「もう何カ月も、夫婦の営みはないはずなのに……妻が妊娠していた?」
妻が医療機関を受診していた記録は不貞の決定打になるのだろうか。弁護士ドットコムに、思いがけない「証拠」を見つけてしまった男性からの相談が寄せられた。
相談者の男性によると、夫婦関係はすでに冷え切っており、ここ半年以上、性交渉は一度もなかったという。
ところが先日、妻が医療機関を受診した際の「控え」を偶然発見。そこには、妻が「妊娠」を理由に受診したことがわかる記載が残されていたそうだ。
身に覚えがまったくない以上、妻が他の男性と関係を持ったことは明らかだと考えている。この受診記録は不貞行為の決定的な証拠になりえるのだろうか。
男女のトラブルにくわしい草木良文弁護士に聞いた。
●それだけで不貞行為の決定的証拠にはならない
──妻との離婚などを考え、裁判になった場合、妊娠を理由とした医療機関への受診記録は「証拠」となるのでしょうか。
不貞行為とは「配偶者以外の者と自由な意思に基づく性的関係を結ぶこと」と定義されています。
妊娠を理由とする産婦人科の受診記録は、事実として「妊娠している可能性」や「妊娠に関する医療行為を受けたこと」を示す資料にはなります。

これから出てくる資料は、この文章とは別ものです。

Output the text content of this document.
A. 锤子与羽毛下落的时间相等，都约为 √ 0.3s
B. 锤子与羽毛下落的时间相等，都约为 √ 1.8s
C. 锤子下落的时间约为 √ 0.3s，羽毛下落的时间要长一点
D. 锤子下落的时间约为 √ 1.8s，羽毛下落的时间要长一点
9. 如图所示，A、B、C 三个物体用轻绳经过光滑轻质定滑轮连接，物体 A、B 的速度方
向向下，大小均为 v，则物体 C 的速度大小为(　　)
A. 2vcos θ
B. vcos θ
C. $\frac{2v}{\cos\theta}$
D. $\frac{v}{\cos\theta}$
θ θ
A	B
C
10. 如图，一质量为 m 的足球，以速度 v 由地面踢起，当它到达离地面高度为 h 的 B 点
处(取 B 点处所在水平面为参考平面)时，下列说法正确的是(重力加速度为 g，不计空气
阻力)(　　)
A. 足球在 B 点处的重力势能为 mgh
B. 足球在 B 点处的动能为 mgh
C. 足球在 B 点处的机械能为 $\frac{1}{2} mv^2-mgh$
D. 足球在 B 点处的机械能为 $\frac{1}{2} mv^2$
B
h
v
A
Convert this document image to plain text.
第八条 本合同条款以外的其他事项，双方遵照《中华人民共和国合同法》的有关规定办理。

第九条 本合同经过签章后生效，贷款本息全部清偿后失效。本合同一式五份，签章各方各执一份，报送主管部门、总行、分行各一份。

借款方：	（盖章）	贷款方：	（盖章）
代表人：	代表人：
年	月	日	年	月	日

しかし、それ自体が直ちに不貞行為の存在を直接証明する決定的証拠になるとは限りません。
●性交渉が長期間なかったことが裏付けられると
もっとも、ご相談のように、長期間にわたり夫婦間で性交渉がなかったという事情が客観的に裏付けられる場合には、妊娠の事実自体が不貞を強く推認させる間接事実となり得ます。
その意味で、受診記録は他の事情と組み合わせることで重要な証拠の一部として機能する可能性はあります。